Analysis of Search and Browsing Behavior of Young Users on the Web

by Sergio Duarte Torres, Ingmar Weber and Djoerd Hiemstra 

In this journal paper we expanded the study presented in paper What and How Children Search on the Web in two directions. Firstly, We provide a more detailed analysis of the topics that are searched by children on a state-of-the-art search engine by using novel classification based on fine-grained topics derived from the categories of the Yahoo! Answers service. The findings obtained through this analysis allow us to provide concrete recommendations for the development of modern IR systems for young users in specific age ranges.


Secondly, we employed toolbar logs from the Yahoo! search engine to characterize the browsing behavior of young users, particularly to understand the activities on the Internet that trigger search. We quantified the proportion of browsing and search activity in the toolbar sessions and we estimated the likelihood of a user to carry out search on the Web vertical and multimedia verticals (i.e.\ videos and images) given that the previous event is another search event or a browsing event. We found that certain group of young users are more likely to carried out multimedia search and that certain browsing events are more likely to trigger web search, such as knowledge related websites (e.g. Wikipedia).

Published at TWEB ACM, March 2014, Volume 8 Issue 2. Read the paper.

Query Recommendation in the Domain of Information for Children

by Sergio Duarte Torres, Djoerd Hiemstra, Ingmar Weber, Pavel Serdyukov. 

Children represent an increasing part of web users. One of the key problems that hamper their search experience is their limited vocabulary, their difficulty to use the right keywords, and the inappropriateness of general-purpose query suggestions. In this journal paper, we expanded the biased random walk introduced in our paper Query recommendation for Children by combining the score of the random walk with topical and language modeling features to emphasize even more the child-related aspects of the query suggestions.


We evaluate our methods using a large query log sample of queries submitted by children (from the Yahoo! Search logs). We show that our method outperforms by a large margin the query suggestions of modern search engines and state-of-the art query suggestions based on random walks.

Published at JASIST, February 2014. Read the paper.

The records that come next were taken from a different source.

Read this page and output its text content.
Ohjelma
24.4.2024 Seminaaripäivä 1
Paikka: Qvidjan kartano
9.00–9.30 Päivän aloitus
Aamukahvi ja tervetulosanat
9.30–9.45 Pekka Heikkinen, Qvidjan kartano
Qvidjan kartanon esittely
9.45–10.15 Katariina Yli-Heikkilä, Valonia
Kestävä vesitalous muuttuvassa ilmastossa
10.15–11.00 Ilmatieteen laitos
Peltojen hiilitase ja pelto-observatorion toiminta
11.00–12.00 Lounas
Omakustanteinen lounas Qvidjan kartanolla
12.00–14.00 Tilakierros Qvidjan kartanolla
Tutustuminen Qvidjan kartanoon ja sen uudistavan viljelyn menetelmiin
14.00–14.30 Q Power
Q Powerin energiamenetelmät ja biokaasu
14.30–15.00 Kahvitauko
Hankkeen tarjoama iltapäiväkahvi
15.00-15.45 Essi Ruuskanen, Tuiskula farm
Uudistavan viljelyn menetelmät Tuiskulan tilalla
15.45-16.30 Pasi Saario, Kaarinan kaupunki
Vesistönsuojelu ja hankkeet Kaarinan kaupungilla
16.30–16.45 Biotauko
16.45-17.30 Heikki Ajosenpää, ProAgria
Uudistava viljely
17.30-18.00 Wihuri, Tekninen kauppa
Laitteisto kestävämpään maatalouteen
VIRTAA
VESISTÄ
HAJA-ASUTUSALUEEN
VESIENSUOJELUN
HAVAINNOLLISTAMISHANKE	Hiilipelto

Vertical Selection in the Information Domain of Children

by Sergio Duarte Torres, Djoerd Hiemstra and Theo Huibers 

In this paper we explore the vertical selection methods in aggregated search in the specific domain of topics for children between 7 and 12 years old. A test collection consisting of 25 verticals, 3.8K queries and relevant assessments for a large sample of these queries mapping relevant verticals to queries was built. We gather relevant assessment by envisaging two aggregated search systems: one in which the Web vertical is always displayed and in which each vertical is assessed independently from the web vertical. We show that both approaches lead to a di?erent set of relevant verticals and that the former is prone to bias of visually oriented verticals. In the second part of this paper we estimate the size of the verticals for the target domain. We show that employing the global size and domain specific size estimation of the verticals lead to significant improvements when using state-of-the art methods of vertical selection. We also introduce a novel vertical and query representation based on tags from social media and we show that its use lead to significant performance gains. Read the paper

This paper has been nominated for the best student paper award at JCDL 2013.